Dwa miliony złotych z Polskiego Ładu na infrastrukturę nad jeziorem Gałęźnym uzyskała Kościerzyna. Co zmieni się na tym jedynym miejskim kąpielisku? O to Grzegorz Armatowski zapytał Michała Majewskiego, burmistrza Kościerzyny.
– To projekt, który pokazuje, że dążąc konsekwentnie do celu, może się udać. Przygotowaliśmy projekt, koncepcję, plan zagospodarowania. Przygotowaliśmy się do realizacji tego zadania, wykupując grunty pod poszerzenie drogi. Na tym etapie chcielibyśmy wybudować parking przy jeziorze Gałęźnym oraz budynek, będący zapleczem dla KOSiR-u i Wodnego Ochotniczego Pogotowia Ratunkowego – mówi burmistrz Kościerzyny.
UŁATWIENIE RÓWNIEŻ DLA OKOLICZNYCH MIESZKAŃCÓW
Z parkowaniem faktycznie jest na tę chwilę problem. Mieszkańcy ulicy Słonecznej skarżą się, że samochody stoją wzdłuż ich posesji i tarasują przejazd.
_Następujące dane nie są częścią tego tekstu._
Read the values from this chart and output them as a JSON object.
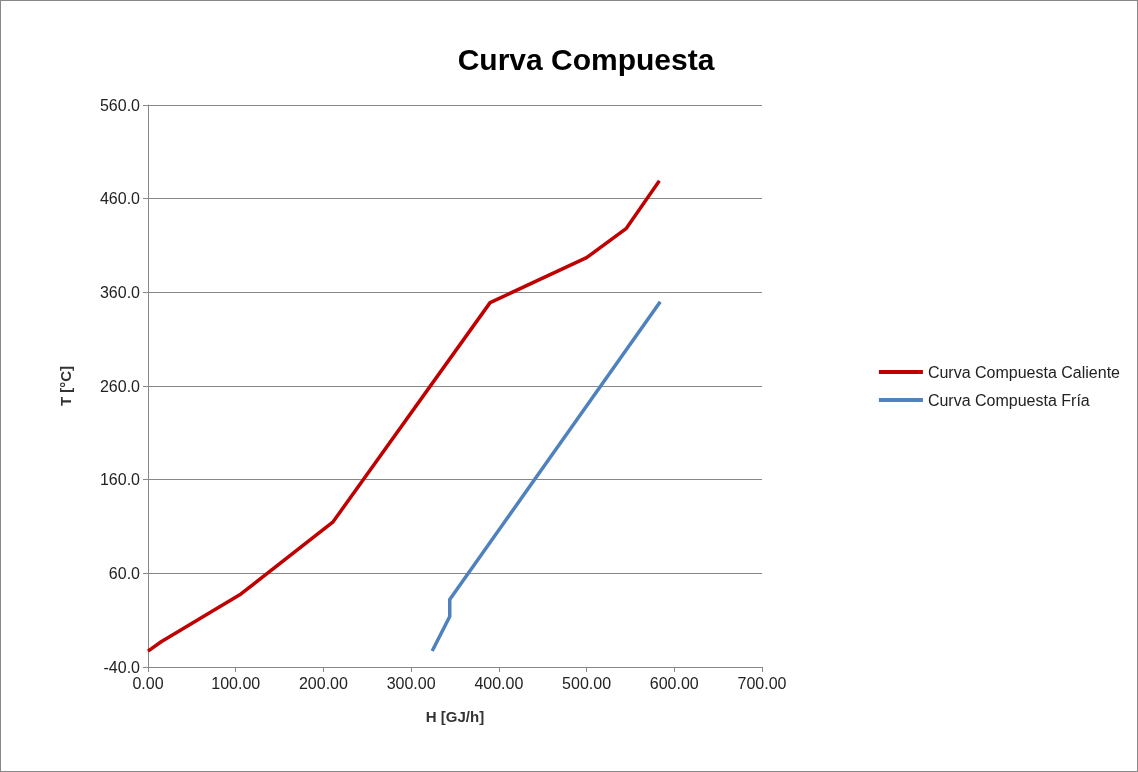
{
  "chart_data": {
    "type": "line",
    "title": "Curva Compuesta",
    "xlabel": "H [GJ/h]",
    "ylabel": "T [°C]",
    "series": [
      {
        "name": "Curva Compuesta Caliente",
        "color": "#c00000",
        "x": [
          0,
          15,
          106,
          211,
          390,
          500,
          545,
          583
        ],
        "values": [
          -23,
          -13,
          38,
          115,
          349,
          397,
          428,
          479
        ]
      },
      {
        "name": "Curva Compuesta Fría",
        "color": "#4f81bd",
        "x": [
          324,
          344,
          344,
          584
        ],
        "values": [
          -23,
          14,
          32,
          350
        ]
      }
    ],
    "xlim": [
      0,
      700
    ],
    "xticks": [
      {
        "value": 0,
        "label": "0.00"
      },
      {
        "value": 100,
        "label": "100.00"
      },
      {
        "value": 200,
        "label": "200.00"
      },
      {
        "value": 300,
        "label": "300.00"
      },
      {
        "value": 400,
        "label": "400.00"
      },
      {
        "value": 500,
        "label": "500.00"
      },
      {
        "value": 600,
        "label": "600.00"
      },
      {
        "value": 700,
        "label": "700.00"
      }
    ],
    "ylim": [
      -40,
      560
    ],
    "yticks": [
      {
        "value": -40,
        "label": "-40.0"
      },
      {
        "value": 60,
        "label": "60.0"
      },
      {
        "value": 160,
        "label": "160.0"
      },
      {
        "value": 260,
        "label": "260.0"
      },
      {
        "value": 360,
        "label": "360.0"
      },
      {
        "value": 460,
        "label": "460.0"
      },
      {
        "value": 560,
        "label": "560.0"
      }
    ],
    "grid": "y",
    "legend": "right",
    "marker": "none",
    "line_style": "solid"
  }
}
– Dodatkowym utrudnieniem w suche lato jest kurz, który tam powstaje. To myślę, że będzie najważniejsze. Zamierzamy sukcesywnie realizować inwestycję. Budynek ma powstać w ramach tego projektu. Jak pozostaną środki, zajmiemy się też małą architekturą. Planujemy ławki, a nawet jakieś boisko do gry w siatkówkę plażową. Wszystko zależy od tego, jak uda się to zrealizować i rozstrzygnąć po przetargu – zapowiada Majewski.
CAŁOROCZNE MIEJSCE WYPOCZYNKU
– Wszystkim zarządza Kościerski Ośrodek Sportu i Rekreacji. Z tego miejsca nie korzysta się tylko w okresie letnim. Ludzie coraz częściej morsują tam zimą, a także odwiedzają jezioro w okresie wiosennym i jesiennym. Jeżeli zagospodarujemy tam trochę więcej atrakcji, to mam nadzieję, że miejsce stanie się całoroczne. Liczymy, że uda się zrobić trakt spacerowy. Nie chcę obiecywać, ale będziemy się starać, żeby infrastruktura powstała do przyszłego sezonu. Mamy kompletny projekt, mamy pozwolenie na budowę – zapowiada burmistrz.